A Data Product should already exist in order to attach the new components to it. You probably also want some kind of Storage Area available to read from/write to.
This section includes the basic information that any Component of must have:
- Name: Required. The name of the component.
- Fully Qualified Name: Fully qualified name of the component.
- Description: Required. Help others understand what this component is for. What data will it store?
- Domain: Required. Domain of the Data Product this component belongs to. Be sure to choose it correctly as otherwise you won't find your Data Product below.
- Data Product: Required. Data Product this component belongs to. Be sure to choose the right one as it cannot be changed.
- Identifier: Autogenerated from the information above. A unique identifier for the component. It will not be editable after creation and is a string composed of [a-zA-Z] separated by any of [-_].
- Development Group: Automatically selected from the Data Product metadata. Data Product development group.
- Dependencies: A component could depend on other components in the same Data Product. This information will be used to deploy the components in such an order that their dependencies already exist.
- Tags: Tags for the component.
Example:
Field name | Example value |
---|---|
Name | Vaccinations DBT Workload |
Description | Creates a DBT project to clean vaccinations table |
Domain | domain:healthcare |
Data Product | system:healthcare.vaccinationsdp.0 |
Identifier | Will look something like this: healthcare.vaccinationsdp.0.vaccinations-dbt-workload |
Development Group | Might look something like this: group:datameshplatform Depends on the Data Product development group |
*Dependencies | |
Tags |
- Project Name: Give a name to the dbt project, by default the name "dmb_dbt_transform" will be chosen.
- Storage Area: Underlying Storage Area containing the database and schema information the dbt project will target to transform data. It must store its database and schema information under
spec.mesh.specific.database
andspec.mesh.specific.schema
respectively. - Database: Name of the database in the Warehouse, retrieved from the chosen Storage Area.
- Schema: Name of the schema inside the Database specified above, retrieved from the chosen Storage Area.
Example:
Field name | Example value |
---|---|
Project Name | vaccinations_dbt_transform |
Storage Area | Snowflake Vaccinations Storage Area |
Database | HEALTHCARE |
Schema | VACCINATIONS |
After this the system will show you the summary of the template, and you can go back and edit or go ahead and create the Component. With the examples values given here it should look something like this:
After clicking on "Create" the registering of the Component will start. If no errors occurred it will go through the 3 phases (Fetching, Publishing and Registering) and will give you the links to the newly created Repository and the component in the Catalog.
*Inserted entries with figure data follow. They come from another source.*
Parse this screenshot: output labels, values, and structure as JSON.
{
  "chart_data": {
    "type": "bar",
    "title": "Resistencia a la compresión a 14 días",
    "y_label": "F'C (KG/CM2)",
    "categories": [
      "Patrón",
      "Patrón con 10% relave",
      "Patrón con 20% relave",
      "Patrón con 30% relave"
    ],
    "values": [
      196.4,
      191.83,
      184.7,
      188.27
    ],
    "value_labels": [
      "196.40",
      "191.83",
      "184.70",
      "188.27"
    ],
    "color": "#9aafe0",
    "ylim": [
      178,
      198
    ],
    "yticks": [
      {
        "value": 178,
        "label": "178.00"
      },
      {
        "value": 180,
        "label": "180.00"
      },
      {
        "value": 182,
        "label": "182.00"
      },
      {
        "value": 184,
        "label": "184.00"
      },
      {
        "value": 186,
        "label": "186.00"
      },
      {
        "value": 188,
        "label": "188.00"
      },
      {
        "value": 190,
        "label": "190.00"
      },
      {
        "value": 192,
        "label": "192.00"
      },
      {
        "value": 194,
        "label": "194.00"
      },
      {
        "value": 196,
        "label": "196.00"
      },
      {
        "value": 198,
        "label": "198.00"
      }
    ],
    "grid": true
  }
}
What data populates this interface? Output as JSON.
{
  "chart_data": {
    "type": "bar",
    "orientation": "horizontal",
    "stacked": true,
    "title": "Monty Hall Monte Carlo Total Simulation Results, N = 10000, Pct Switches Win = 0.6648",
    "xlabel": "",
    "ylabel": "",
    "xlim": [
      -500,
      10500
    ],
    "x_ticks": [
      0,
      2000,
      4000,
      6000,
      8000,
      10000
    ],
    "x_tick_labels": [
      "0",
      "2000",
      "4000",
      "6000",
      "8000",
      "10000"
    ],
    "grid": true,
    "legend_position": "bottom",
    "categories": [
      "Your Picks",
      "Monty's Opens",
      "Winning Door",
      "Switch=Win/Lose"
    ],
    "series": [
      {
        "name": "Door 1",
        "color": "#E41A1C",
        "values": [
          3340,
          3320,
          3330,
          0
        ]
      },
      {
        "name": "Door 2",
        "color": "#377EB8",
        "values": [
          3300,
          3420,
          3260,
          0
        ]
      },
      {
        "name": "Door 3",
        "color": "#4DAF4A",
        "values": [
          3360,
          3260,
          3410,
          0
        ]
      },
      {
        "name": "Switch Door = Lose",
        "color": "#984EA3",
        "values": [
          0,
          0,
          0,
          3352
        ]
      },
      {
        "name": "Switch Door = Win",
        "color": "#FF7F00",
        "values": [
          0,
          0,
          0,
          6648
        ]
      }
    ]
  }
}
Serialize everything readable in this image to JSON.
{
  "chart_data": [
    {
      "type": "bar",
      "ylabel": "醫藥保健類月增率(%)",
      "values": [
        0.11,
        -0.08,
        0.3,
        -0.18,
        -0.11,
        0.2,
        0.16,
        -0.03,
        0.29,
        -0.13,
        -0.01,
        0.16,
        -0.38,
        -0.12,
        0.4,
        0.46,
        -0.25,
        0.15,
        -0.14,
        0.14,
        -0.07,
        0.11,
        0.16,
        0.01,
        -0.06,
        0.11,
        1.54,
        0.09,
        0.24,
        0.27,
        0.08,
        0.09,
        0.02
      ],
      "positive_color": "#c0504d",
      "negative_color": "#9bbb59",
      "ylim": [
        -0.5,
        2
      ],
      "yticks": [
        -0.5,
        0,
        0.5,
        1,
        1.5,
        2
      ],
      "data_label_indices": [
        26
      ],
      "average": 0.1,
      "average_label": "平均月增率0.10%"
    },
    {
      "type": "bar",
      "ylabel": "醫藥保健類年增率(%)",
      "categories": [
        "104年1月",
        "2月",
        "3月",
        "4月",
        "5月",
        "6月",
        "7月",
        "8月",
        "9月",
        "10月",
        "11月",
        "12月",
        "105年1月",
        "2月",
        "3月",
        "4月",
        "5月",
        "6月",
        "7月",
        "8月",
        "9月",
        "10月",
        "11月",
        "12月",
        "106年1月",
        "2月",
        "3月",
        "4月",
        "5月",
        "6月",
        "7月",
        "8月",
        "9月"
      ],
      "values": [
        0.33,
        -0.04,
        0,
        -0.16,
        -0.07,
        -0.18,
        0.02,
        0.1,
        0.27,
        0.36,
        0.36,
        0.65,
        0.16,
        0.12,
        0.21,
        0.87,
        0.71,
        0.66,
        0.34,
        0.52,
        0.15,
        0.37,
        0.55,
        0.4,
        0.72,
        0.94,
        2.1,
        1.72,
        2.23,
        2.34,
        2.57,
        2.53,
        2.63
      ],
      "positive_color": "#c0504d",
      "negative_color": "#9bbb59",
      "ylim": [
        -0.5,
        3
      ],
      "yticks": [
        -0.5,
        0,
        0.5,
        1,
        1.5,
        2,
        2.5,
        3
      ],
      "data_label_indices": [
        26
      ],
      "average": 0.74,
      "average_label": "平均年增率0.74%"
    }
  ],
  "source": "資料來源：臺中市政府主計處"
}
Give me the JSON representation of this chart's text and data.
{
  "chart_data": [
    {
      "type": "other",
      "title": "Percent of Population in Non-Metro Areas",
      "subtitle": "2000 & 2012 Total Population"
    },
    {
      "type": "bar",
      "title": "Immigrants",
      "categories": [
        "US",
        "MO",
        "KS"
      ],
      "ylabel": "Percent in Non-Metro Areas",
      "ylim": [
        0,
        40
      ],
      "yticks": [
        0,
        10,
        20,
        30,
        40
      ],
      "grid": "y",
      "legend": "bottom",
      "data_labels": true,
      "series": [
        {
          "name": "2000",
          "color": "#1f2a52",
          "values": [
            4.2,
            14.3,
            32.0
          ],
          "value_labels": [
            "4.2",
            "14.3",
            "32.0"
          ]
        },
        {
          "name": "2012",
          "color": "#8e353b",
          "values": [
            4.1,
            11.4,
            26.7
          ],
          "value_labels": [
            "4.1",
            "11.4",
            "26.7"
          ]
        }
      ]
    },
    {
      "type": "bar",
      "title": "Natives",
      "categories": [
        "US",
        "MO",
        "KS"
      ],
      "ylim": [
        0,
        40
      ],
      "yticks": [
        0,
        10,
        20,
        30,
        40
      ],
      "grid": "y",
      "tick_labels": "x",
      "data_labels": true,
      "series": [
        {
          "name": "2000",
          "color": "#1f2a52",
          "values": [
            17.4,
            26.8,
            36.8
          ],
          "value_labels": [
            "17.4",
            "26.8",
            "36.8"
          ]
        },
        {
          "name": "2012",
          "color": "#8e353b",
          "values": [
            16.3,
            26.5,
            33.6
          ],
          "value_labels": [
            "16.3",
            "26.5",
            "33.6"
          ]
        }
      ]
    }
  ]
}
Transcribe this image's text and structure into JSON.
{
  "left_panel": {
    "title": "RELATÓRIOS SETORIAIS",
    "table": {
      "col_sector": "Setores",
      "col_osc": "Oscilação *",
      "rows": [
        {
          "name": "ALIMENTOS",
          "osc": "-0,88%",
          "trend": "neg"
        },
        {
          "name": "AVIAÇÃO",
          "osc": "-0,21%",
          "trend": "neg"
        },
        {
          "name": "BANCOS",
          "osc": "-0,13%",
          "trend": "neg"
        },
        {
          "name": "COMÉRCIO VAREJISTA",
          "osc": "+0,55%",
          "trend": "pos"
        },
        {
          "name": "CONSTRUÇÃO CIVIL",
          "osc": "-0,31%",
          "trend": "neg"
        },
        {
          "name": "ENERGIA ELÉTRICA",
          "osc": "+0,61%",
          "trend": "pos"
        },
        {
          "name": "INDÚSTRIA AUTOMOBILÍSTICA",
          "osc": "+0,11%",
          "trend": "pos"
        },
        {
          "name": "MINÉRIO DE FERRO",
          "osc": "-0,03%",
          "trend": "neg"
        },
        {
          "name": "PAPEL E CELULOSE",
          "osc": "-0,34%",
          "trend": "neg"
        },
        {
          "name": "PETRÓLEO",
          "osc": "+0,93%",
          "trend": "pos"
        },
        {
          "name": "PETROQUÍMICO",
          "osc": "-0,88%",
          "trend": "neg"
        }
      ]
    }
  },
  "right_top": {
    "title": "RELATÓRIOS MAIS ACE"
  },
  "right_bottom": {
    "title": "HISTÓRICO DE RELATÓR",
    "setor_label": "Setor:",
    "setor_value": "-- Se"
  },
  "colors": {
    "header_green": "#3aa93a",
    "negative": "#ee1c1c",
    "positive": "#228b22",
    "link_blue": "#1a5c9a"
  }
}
The new repository will contain a standard skeleton of a dbt project as generated by dbt init
with the small exception that all the files except the dbt-project.yml
will be contained in a sub-folder:
skeleton
├─ dbt_project.yml
├─ catalog-info.yml
├─ dbt/
│ ├─ analyses/
│ ├─ macros/
│ ├─ models/
│ ├─ seeds/
│ ├─ snapshots/
│ ├─ tests/
Now you can clone the newly created repository and work on the dbt project inside the dbt/ folder.
Be careful not to delete or modify the catalog-info.yml
as well as keep the project structure as given.